Gov. Ned Lamont is hoping to ramp up a state anti-layoff program that already has nearly quintupled since the pandemic began, helping 1,300 private companies avoid issuing pink slips.
Lamont, who announced his plans for the Department of Labor’s Shared Work program Wednesday in Middletown, also said his administration is expanding outreach because too few companies outside of manufacturing take advantage of this relief.
“This really is a pivot point for the Connecticut economy,” the governor said during an early afternoon press conference at Pegasus Manufacturing, a 133-year-old design and engineering firm participating in the program.
With schools open, flu season approaching and the weather getting colder, the state’s efforts to contain the coronavirus pandemic will be put to a new test this fall.
And while the governor estimated 95% of the state’s businesses are operating — albeit many in limited fashion — only about 85% of Connecticut’s workforce currently is employed.
“COVID-19 is impacting businesses all over the world, and we are committed to working with those in Connecticut to lessen the impact and keep their workers employed,” Lamont said. “This program has helped many companies over the years, and expanding it will allow these workers to keep their jobs, continue earning a paycheck, and help these Connecticut-based companies grow.”

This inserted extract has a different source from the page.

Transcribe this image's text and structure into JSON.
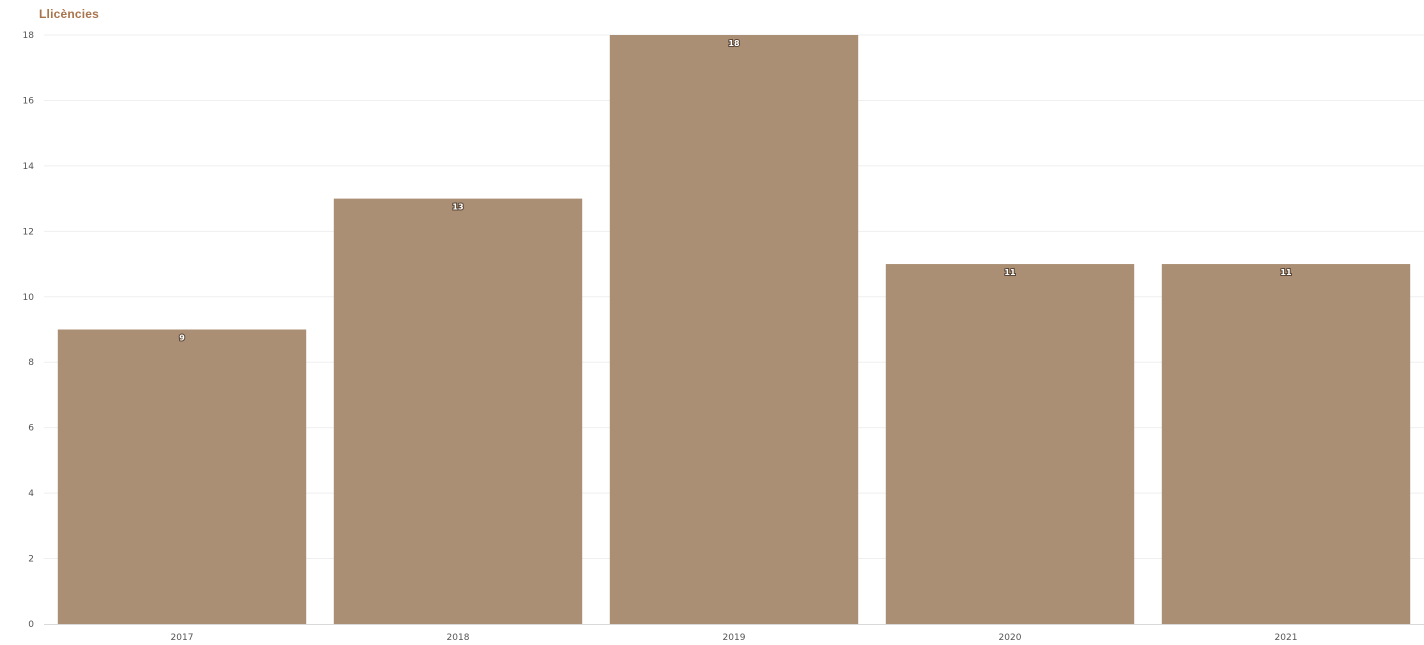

Created in 1992, Shared Work creates an alternative for Connecticut businesses planning layoffs.
Rather than issuing pink slips, businesses can reduce workers hours between 10% and 60% for a six-month period. During this time, workers can supplement their lost wages by claiming state unemployment benefits.

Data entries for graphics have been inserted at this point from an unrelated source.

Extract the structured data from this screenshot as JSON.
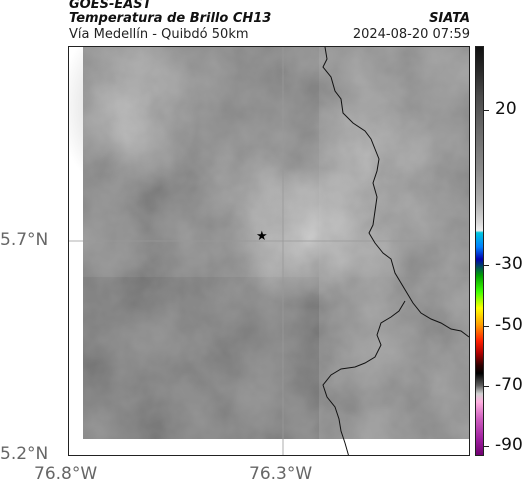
{
  "header": {
    "agency": "GOES-EAST",
    "product": "Temperatura de Brillo CH13",
    "region": "Vía Medellín - Quibdó 50km",
    "organization": "SIATA",
    "datetime": "2024-08-20 07:59"
  },
  "axes": {
    "lat_labels": [
      "5.7°N",
      "5.2°N"
    ],
    "lon_labels": [
      "76.8°W",
      "76.3°W"
    ]
  },
  "colorbar": {
    "labels": [
      "20",
      "-30",
      "-50",
      "-70",
      "-90"
    ]
  },
  "marker": {
    "icon": "star-icon"
  }
}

Companies also can reapply to the labor department for an extension of the program after the six months have expired.
And since the pandemic began, the program also has offered a secondary benefit to participating companies.
The state’s unemployment compensation trust is fueled by assessments on Connecticut businesses. And whenever a firm lays off staff, participates in Shared Work, or otherwise causes its employees to draw unemployment, it’s assessment to replenish the trust is increased.

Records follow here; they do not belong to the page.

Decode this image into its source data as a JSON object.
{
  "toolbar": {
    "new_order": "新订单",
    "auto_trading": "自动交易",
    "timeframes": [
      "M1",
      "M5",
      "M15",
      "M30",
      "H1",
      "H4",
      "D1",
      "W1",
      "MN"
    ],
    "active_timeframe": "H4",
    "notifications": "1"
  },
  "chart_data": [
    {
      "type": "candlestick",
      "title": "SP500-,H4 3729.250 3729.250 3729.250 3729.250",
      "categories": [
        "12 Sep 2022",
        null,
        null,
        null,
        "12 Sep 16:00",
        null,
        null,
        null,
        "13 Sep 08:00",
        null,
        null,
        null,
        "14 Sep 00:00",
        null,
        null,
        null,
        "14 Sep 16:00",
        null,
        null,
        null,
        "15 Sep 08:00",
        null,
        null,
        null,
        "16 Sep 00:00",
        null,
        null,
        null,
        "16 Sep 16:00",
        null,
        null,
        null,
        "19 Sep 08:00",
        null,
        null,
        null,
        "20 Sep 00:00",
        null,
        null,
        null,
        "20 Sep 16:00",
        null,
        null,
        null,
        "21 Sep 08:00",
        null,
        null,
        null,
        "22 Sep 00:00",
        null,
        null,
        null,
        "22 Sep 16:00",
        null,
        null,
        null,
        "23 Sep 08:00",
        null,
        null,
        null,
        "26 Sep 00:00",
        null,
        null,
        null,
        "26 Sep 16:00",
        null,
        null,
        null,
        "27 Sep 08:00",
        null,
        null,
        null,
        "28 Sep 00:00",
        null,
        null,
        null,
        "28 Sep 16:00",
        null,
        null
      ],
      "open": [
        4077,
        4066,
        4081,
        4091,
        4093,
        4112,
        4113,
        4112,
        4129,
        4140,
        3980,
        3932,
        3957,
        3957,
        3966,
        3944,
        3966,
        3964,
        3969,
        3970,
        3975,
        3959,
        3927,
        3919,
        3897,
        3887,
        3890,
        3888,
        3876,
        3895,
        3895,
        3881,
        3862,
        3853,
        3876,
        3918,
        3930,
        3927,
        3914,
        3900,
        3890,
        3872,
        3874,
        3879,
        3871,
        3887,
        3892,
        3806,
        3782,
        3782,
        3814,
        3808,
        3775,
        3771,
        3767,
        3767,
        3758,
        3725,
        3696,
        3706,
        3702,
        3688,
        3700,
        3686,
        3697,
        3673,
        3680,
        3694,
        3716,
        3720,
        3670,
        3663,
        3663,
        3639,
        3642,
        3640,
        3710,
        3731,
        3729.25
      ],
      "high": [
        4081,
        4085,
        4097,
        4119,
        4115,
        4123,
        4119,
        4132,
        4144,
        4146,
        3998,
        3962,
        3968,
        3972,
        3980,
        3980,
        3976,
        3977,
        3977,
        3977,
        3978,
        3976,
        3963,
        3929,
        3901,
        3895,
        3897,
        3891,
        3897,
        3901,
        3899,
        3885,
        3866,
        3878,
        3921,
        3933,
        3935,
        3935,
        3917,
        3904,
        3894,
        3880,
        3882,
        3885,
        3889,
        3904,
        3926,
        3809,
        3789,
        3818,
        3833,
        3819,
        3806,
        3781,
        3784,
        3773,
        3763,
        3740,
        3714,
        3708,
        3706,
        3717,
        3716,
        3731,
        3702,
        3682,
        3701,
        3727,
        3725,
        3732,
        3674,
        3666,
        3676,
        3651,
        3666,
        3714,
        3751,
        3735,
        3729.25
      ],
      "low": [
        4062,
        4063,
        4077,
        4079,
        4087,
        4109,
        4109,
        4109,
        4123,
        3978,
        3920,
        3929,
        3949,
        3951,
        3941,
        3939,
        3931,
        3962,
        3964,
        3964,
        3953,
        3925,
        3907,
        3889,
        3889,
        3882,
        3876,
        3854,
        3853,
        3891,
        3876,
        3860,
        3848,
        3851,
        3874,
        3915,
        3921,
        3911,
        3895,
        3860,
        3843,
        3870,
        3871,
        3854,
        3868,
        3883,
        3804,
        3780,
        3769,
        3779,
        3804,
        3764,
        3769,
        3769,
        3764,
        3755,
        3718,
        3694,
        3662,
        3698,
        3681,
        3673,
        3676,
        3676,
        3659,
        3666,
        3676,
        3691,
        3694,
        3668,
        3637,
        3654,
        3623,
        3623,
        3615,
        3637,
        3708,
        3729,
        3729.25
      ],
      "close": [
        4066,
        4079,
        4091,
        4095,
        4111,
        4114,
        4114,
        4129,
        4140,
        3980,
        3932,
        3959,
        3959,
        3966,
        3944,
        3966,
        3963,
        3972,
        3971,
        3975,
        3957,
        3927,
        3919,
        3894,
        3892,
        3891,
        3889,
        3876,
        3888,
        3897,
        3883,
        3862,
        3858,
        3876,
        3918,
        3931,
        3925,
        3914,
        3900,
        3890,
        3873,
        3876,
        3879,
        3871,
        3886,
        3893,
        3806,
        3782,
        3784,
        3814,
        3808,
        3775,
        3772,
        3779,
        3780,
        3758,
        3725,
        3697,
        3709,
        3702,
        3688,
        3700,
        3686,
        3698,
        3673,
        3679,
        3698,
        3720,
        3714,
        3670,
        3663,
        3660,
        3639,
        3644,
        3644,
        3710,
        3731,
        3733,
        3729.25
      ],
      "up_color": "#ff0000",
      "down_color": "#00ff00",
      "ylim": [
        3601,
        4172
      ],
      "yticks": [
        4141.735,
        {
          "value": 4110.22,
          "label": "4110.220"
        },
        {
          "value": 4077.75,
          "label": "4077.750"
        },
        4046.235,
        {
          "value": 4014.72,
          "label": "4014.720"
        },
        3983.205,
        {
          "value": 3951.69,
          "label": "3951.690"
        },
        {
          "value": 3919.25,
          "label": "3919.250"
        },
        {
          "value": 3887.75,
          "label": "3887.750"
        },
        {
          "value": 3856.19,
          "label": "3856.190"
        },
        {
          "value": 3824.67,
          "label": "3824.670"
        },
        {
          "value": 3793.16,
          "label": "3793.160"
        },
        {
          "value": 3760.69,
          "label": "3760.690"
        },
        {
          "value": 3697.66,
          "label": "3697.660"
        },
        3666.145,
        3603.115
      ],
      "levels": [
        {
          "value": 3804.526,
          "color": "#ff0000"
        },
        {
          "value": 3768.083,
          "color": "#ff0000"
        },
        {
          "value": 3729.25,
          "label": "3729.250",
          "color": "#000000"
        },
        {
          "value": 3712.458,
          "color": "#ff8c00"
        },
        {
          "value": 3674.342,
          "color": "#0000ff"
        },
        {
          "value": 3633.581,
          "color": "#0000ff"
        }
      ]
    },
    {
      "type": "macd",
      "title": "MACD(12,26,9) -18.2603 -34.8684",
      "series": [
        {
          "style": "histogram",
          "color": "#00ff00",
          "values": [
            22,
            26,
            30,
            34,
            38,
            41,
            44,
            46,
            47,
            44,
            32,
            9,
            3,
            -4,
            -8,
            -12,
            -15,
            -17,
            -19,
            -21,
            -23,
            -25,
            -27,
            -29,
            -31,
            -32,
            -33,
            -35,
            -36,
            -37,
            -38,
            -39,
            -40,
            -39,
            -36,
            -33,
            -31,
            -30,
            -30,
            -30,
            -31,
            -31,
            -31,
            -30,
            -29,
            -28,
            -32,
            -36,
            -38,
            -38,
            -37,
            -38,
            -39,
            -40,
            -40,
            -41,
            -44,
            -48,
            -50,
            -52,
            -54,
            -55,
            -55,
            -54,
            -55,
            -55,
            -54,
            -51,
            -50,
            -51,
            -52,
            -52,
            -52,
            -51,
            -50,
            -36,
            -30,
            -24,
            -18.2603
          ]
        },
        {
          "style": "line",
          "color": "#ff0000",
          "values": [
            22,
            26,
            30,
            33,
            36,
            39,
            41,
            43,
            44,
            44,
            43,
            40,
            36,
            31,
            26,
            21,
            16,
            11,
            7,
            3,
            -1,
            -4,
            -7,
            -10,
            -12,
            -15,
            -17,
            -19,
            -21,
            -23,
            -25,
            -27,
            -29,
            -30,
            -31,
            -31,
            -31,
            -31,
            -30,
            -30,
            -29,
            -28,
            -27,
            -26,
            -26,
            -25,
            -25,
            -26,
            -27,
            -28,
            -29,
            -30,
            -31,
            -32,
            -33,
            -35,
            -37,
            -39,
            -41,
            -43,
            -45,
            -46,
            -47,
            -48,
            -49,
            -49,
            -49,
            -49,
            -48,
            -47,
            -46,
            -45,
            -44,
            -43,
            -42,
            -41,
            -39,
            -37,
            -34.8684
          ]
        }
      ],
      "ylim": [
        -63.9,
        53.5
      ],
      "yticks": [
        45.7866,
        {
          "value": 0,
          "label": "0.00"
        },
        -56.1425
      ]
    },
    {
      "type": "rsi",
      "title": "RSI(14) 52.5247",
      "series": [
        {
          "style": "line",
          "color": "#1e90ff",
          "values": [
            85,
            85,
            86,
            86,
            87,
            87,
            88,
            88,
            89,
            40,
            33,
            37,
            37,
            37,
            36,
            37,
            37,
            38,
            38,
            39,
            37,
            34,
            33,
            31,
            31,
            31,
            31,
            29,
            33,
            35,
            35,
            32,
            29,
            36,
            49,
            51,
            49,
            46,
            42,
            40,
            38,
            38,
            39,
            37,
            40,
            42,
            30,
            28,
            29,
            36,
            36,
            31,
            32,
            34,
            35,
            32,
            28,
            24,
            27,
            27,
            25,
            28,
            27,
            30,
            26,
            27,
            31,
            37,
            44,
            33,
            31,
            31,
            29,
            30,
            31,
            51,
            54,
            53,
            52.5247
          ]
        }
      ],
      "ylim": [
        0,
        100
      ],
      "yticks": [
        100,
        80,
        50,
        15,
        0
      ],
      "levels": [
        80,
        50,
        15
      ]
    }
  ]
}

But shortly after the pandemic began in March, the federal government announced it would cover those added costs for businesses through Dec. 31.
Before the pandemic, Connecticut had 288 companies enrolled in the Shared Work program, protecting about 2,900 workers in total from layoffs, said Deputy Labor Commissioner Daryle Dudzinski.
Over the past six months the number of businesses involved has swelled fivefold to 1,340, he said, adding that 24,300 people still are employed due to Shared Work.
Once the economy improves, Dudzinski added, companies in the program can easily expand staffing hours without having to face hefty recruitment, hiring and training costs.
Lamont did not set specific goals for a further expansion of the Shared Work program’s participants, but the labor department will be adding interim staff and otherwise redirecting resources to accelerate processing of applications from interested companies.
The state also is directing interested businesses to an outreach website, and Lamont added he particularly is encouraging restaurant, hotel and other hospitality firms to review the program.
Though Shared Work is open to all business — except for seasonal operations that either close or dramatically reduce staff for significant portions of every year — it, historically, has been used by manufacturing firms like Pegasus, the governor said.
“The service sector has been hit so hard” by the pandemic, Lamont said, adding he hopes to see thousands of additional companies investigate the program if faced with the prospect of layoffs. “This is a type of way we can be partners.”